En Suisse, la plus importante plateforme de partage de biens ne propose aucune montre de luxe. Chief Operating Officer de Sharly, Ivo Kuhn explique à swissinfo.ch qu’il serait «trop coûteux pour les fabricants de nettoyer les montres après leur retour». Ce qui justifierait qu’ils renoncent à la location.

En Suisse toujours, le partage d’objets n’est pas aussi répandu qu’en matière de biens immobiliers ou dans les transports. Selon le «Sharing Monitor SchweizLien externe» de la Haute École spécialisée de Lucerne, la notoriété du partage d’objets ne dépasse pas 30% quand elle atteint 87% dans le domaine du logement et 93% pour le Car-Sharing. Seuls 3% des personnes interrogées signalent une expérience de partage de bien.

Professeur d’économie et directeur de l’outil de monitoring, Dominik Georgi apporte ses précisions. «Nous observons que les utilisateurs de services de partage s’avèrent souvent particulièrement soigneux à l’égard des objets qu’ils louent, mais on rencontre aussi l’exact inverse.»

Sans compter qu’il existe un marché secondaire des plus vastes dans le luxe horloger. Des modèles recherchés comme ceux de Rolex sont si difficiles à obtenir que les tarifs à la revente dépassent souvent le prix neuf. Ce qui en fait des cibles alléchantes sous l’angle des délits de fraude, vol et cambriolage.

Le vol de montres, un problème mondial

Dominik Georgi est d’avis qu’une plateforme de partage destinée aux montres est tout à fait envisageable. «Beaucoup de gens aimeraient porter une fois au moins une montre de luxe, mais ils n’en ont pas les moyens financiers ou sont empêchés par la pénurie. En face, nombreux sont les propriétaires à en posséder plusieurs et n’ayant pas besoin de les avoir constamment sous la main.»

Cela étant, comment contrecarrer la fraude? «Sur les plateformes, la fonction d’évaluation peut être d’une vraie utilité. Il est conseillé de ne louer qu’aux seuls utilisateurs les mieux notés», explique l’économiste. À cela s’ajoute que la technologie de la blockchain devrait permettre à l’avenir de contribuer à prévenir les vols.

La mise en place d’un système de certification par une organisation tierce serait aussi de nature à éloigner les intervenants malveillants. Le fait que Toke Match ait obtenu la validation de la Sharing Economy Association, une organisation de la branche au Japon, a fourni un sentiment de sécurité aux propriétaires. Conséquence de l’affaire Toke Match, l’association a entamé une révision de son système de vérification, écrit le quotidien Nikkei.

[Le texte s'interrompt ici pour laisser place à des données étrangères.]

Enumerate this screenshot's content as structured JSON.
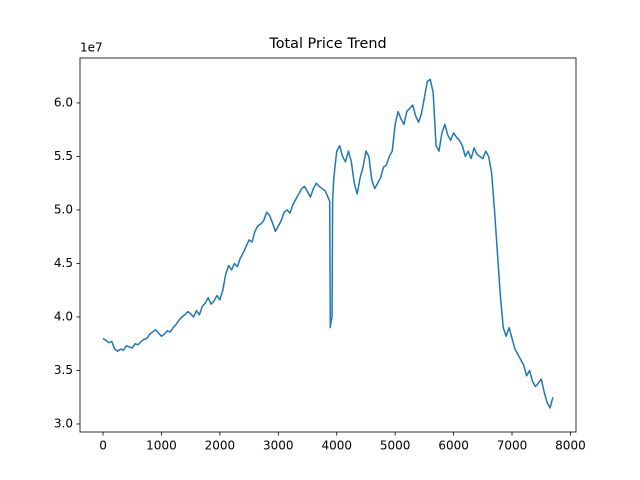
{
  "chart_data": {
    "type": "line",
    "title": "Total Price Trend",
    "y_offset_label": "1e7",
    "x": [
      0,
      50,
      100,
      150,
      200,
      250,
      300,
      350,
      400,
      450,
      500,
      550,
      600,
      650,
      700,
      750,
      800,
      850,
      900,
      950,
      1000,
      1050,
      1100,
      1150,
      1200,
      1250,
      1300,
      1350,
      1400,
      1450,
      1500,
      1550,
      1600,
      1650,
      1700,
      1750,
      1800,
      1850,
      1900,
      1950,
      2000,
      2050,
      2100,
      2150,
      2200,
      2250,
      2300,
      2350,
      2400,
      2450,
      2500,
      2550,
      2600,
      2650,
      2700,
      2750,
      2800,
      2850,
      2900,
      2950,
      3000,
      3050,
      3100,
      3150,
      3200,
      3250,
      3300,
      3350,
      3400,
      3450,
      3500,
      3550,
      3600,
      3650,
      3700,
      3750,
      3800,
      3850,
      3880,
      3890,
      3900,
      3920,
      3930,
      3950,
      4000,
      4050,
      4100,
      4150,
      4200,
      4250,
      4300,
      4350,
      4400,
      4450,
      4500,
      4550,
      4600,
      4650,
      4700,
      4750,
      4800,
      4850,
      4900,
      4950,
      5000,
      5050,
      5100,
      5150,
      5200,
      5250,
      5300,
      5350,
      5400,
      5450,
      5500,
      5550,
      5600,
      5650,
      5700,
      5750,
      5800,
      5850,
      5900,
      5950,
      6000,
      6050,
      6100,
      6150,
      6200,
      6250,
      6300,
      6350,
      6400,
      6450,
      6500,
      6550,
      6600,
      6650,
      6700,
      6750,
      6800,
      6850,
      6900,
      6950,
      7000,
      7050,
      7100,
      7150,
      7200,
      7250,
      7300,
      7350,
      7400,
      7450,
      7500,
      7550,
      7600,
      7650,
      7700
    ],
    "series": [
      {
        "name": "Total Price",
        "color": "#1f77b4",
        "values": [
          3.8,
          3.78,
          3.76,
          3.77,
          3.7,
          3.68,
          3.7,
          3.69,
          3.73,
          3.72,
          3.71,
          3.75,
          3.74,
          3.77,
          3.79,
          3.8,
          3.84,
          3.86,
          3.88,
          3.85,
          3.82,
          3.84,
          3.87,
          3.86,
          3.9,
          3.93,
          3.97,
          4.0,
          4.02,
          4.05,
          4.03,
          4.0,
          4.06,
          4.02,
          4.1,
          4.13,
          4.18,
          4.12,
          4.15,
          4.2,
          4.16,
          4.25,
          4.4,
          4.48,
          4.44,
          4.5,
          4.47,
          4.55,
          4.6,
          4.66,
          4.72,
          4.7,
          4.8,
          4.85,
          4.87,
          4.9,
          4.98,
          4.95,
          4.88,
          4.8,
          4.85,
          4.9,
          4.98,
          5.0,
          4.97,
          5.05,
          5.1,
          5.15,
          5.2,
          5.22,
          5.17,
          5.12,
          5.2,
          5.25,
          5.22,
          5.2,
          5.18,
          5.12,
          5.08,
          3.9,
          3.95,
          4.0,
          5.1,
          5.3,
          5.55,
          5.6,
          5.5,
          5.45,
          5.55,
          5.45,
          5.25,
          5.15,
          5.3,
          5.4,
          5.55,
          5.5,
          5.28,
          5.2,
          5.25,
          5.3,
          5.4,
          5.42,
          5.5,
          5.55,
          5.8,
          5.92,
          5.85,
          5.8,
          5.92,
          5.95,
          5.98,
          5.88,
          5.82,
          5.9,
          6.05,
          6.2,
          6.22,
          6.1,
          5.6,
          5.55,
          5.72,
          5.8,
          5.7,
          5.65,
          5.72,
          5.68,
          5.65,
          5.6,
          5.5,
          5.55,
          5.48,
          5.58,
          5.52,
          5.5,
          5.48,
          5.55,
          5.5,
          5.35,
          5.0,
          4.6,
          4.2,
          3.9,
          3.82,
          3.9,
          3.8,
          3.7,
          3.65,
          3.6,
          3.55,
          3.45,
          3.5,
          3.4,
          3.35,
          3.38,
          3.42,
          3.3,
          3.2,
          3.15,
          3.25
        ]
      }
    ],
    "xlim": [
      -394,
      8095
    ],
    "ylim": [
      2.925,
      6.42
    ],
    "xticks": [
      0,
      1000,
      2000,
      3000,
      4000,
      5000,
      6000,
      7000,
      8000
    ],
    "yticks": [
      {
        "value": 3,
        "label": "3.0"
      },
      {
        "value": 3.5,
        "label": "3.5"
      },
      {
        "value": 4,
        "label": "4.0"
      },
      {
        "value": 4.5,
        "label": "4.5"
      },
      {
        "value": 5,
        "label": "5.0"
      },
      {
        "value": 5.5,
        "label": "5.5"
      },
      {
        "value": 6,
        "label": "6.0"
      }
    ]
  }
}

Entre autres idées sur la table: exiger des rapports financiers additionnels pour attribuer les biens à haute valeur et vérifier la crédibilité des acteurs impliqués.

Quoiqu’il en soit, le problème est mondial. Selon Watch Register, une firme britannique qui aide propriétaires, maisons de ventes aux enchères et commerçants à identifier les montres dérobées, le nombre de pièces signalées volées ou perdues en 2023 a plus que triplé en un an. Ce chiffre avoisine les cent mille, pour une valeur de l’ordre de 1,5 milliard de livres sterling.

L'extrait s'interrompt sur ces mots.